For some reason, I really, really like this letter. Thanks for sending these out to us.
You probably don’t know this: my birthday is on Christmas! So was my grandpa’s – I was born on his 75th birthday. Want to know how old I am? He was born in 1889 – do the math. ☺
Anyway, most Americans, when they find out my birthday is on Christmas, assume (or guess) that I must have hated it, especially when I was growing up. Their reasons are all about ego-centric concerns: did people give me one present instead of two, did Christmas overshadow my birthday so that it was like I didn’t really have a birthday, etc. And they all know someone whose birthday is close to, or on, Christmas, and who hated it.

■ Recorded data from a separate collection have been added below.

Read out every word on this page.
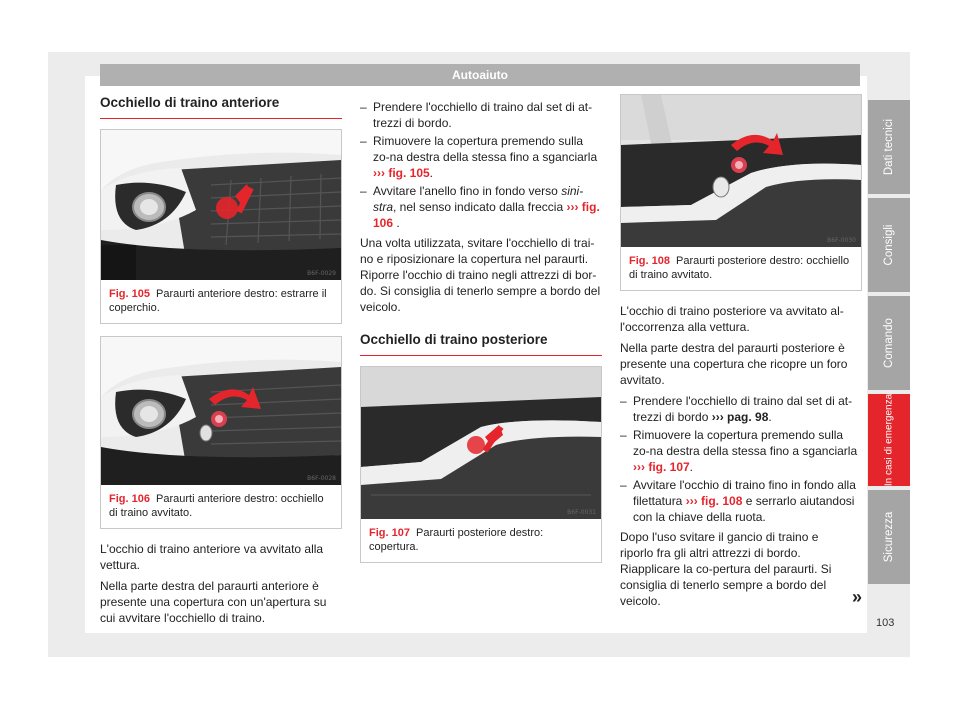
Autoaiuto
Occhiello di traino anteriore
B6F-0029
Fig. 105 Paraurti anteriore destro: estrarre il coperchio.
B6F-0028
Fig. 106 Paraurti anteriore destro: occhiello di traino avvitato.

L'occhio di traino anteriore va avvitato alla vettura.

Nella parte destra del paraurti anteriore è presente una copertura con un'apertura su cui avvitare l'occhiello di traino.

– Prendere l'occhiello di traino dal set di at-trezzi di bordo.
– Rimuovere la copertura premendo sulla zo-na destra della stessa fino a sganciarla ››› fig. 105.
– Avvitare l'anello fino in fondo verso sini-stra, nel senso indicato dalla freccia ››› fig. 106 .

Una volta utilizzata, svitare l'occhiello di trai-no e riposizionare la copertura nel paraurti. Riporre l'occhio di traino negli attrezzi di bor-do. Si consiglia di tenerlo sempre a bordo del veicolo.

Occhiello di traino posteriore
B6F-0031
Fig. 107 Paraurti posteriore destro: copertura.
B6F-0030
Fig. 108 Paraurti posteriore destro: occhiello di traino avvitato.

L'occhio di traino posteriore va avvitato al-l'occorrenza alla vettura.

Nella parte destra del paraurti posteriore è presente una copertura che ricopre un foro avvitato.

– Prendere l'occhiello di traino dal set di at-trezzi di bordo ››› pag. 98.
– Rimuovere la copertura premendo sulla zo-na destra della stessa fino a sganciarla ››› fig. 107.
– Avvitare l'occhio di traino fino in fondo alla filettatura ››› fig. 108 e serrarlo aiutandosi con la chiave della ruota.

Dopo l'uso svitare il gancio di traino e riporlo fra gli altri attrezzi di bordo. Riapplicare la co-pertura del paraurti. Si consiglia di tenerlo sempre a bordo del veicolo.	»
Dati tecnici
Consigli
Comando
In casi di emergenza
Sicurezza
103
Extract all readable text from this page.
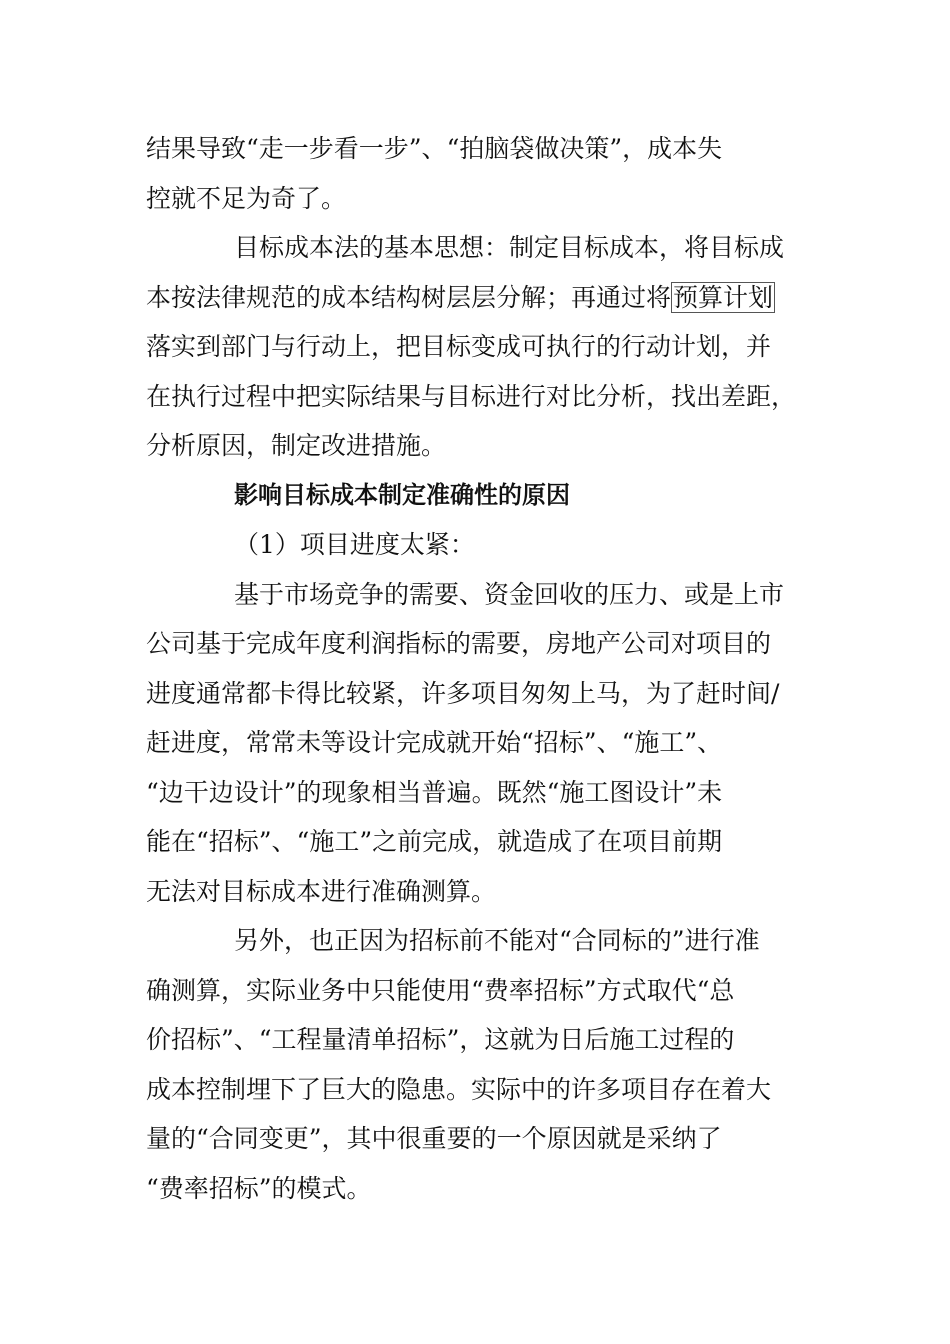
结果导致“走一步看一步”、“拍脑袋做决策”，成本失
控就不足为奇了。
目标成本法的基本思想：制定目标成本，将目标成
本按法律规范的成本结构树层层分解；再通过将预算计划
落实到部门与行动上，把目标变成可执行的行动计划，并
在执行过程中把实际结果与目标进行对比分析，找出差距，
分析原因，制定改进措施。
影响目标成本制定准确性的原因
（1）项目进度太紧：
基于市场竞争的需要、资金回收的压力、或是上市
公司基于完成年度利润指标的需要，房地产公司对项目的
进度通常都卡得比较紧，许多项目匆匆上马，为了赶时间/
赶进度，常常未等设计完成就开始“招标”、“施工”、
“边干边设计”的现象相当普遍。既然“施工图设计”未
能在“招标”、“施工”之前完成，就造成了在项目前期
无法对目标成本进行准确测算。
另外，也正因为招标前不能对“合同标的”进行准
确测算，实际业务中只能使用“费率招标”方式取代“总
价招标”、“工程量清单招标”，这就为日后施工过程的
成本控制埋下了巨大的隐患。实际中的许多项目存在着大
量的“合同变更”，其中很重要的一个原因就是采纳了
“费率招标”的模式。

Americans, right? I think that the well-intended questions and assumptions I hear say a lot about our national culture – and the hearts it tends to produce. From this perspective, I bet I’d enjoy Christmas time in China.
Meanwhile, back in the USA, here’s my take on it: Christmas is the Best. Birthday. Ever.
I never had to go to school on my birthday. Because of the kind of work I do, combined with a little luck, I’ve never even had to work on my birthday. When I was young, I saw my whole (extended) family on my birthday ever year, and we had one of the best meals of the year (yes, complete with birthday cake). In terms of presents, nobody in my extended family could avoid seeing me on my birthday, right? Plus it was Grandpa’s birthday too.
But the main thing that made it cool?
It was Christmas. Duh.
Because of that obvious fact, the mystery of my own incarnation has always been explicitly entangled with the mystery of Jesus’ incarnation. The importance of God deliberately choosing to make us finite is something I’ve only come to deeply appreciate in the last decade or so, but it’s something God put right there in front of me when He choose my birthday. And the Western world seems intent on overloading every once of our finite capacity with ads telling us to Buy. More. Stuff.
I don’t mind when people assume that I don’t like having a Christmas-time birthday. After all, they’ve usually met somebody who doesn’t like it. Plus, our culture has drilled into their heads that birthdays and Christmas are both largely about getting presents. Give us more, more, more! What a shame, especially when one of the lessons of Christmas is that it’s good to give, even to give up an infinite nature and trade it for a human body, in order to serve others. We must become less by serving others, so that they can become more.
To me, that’s what a Christmas birthday is all about. And it’s definitely related to what you have chosen to do to help people in China. Thanks for letting His passion shape yours, and for living out the message of the Best. Birthday. Ever.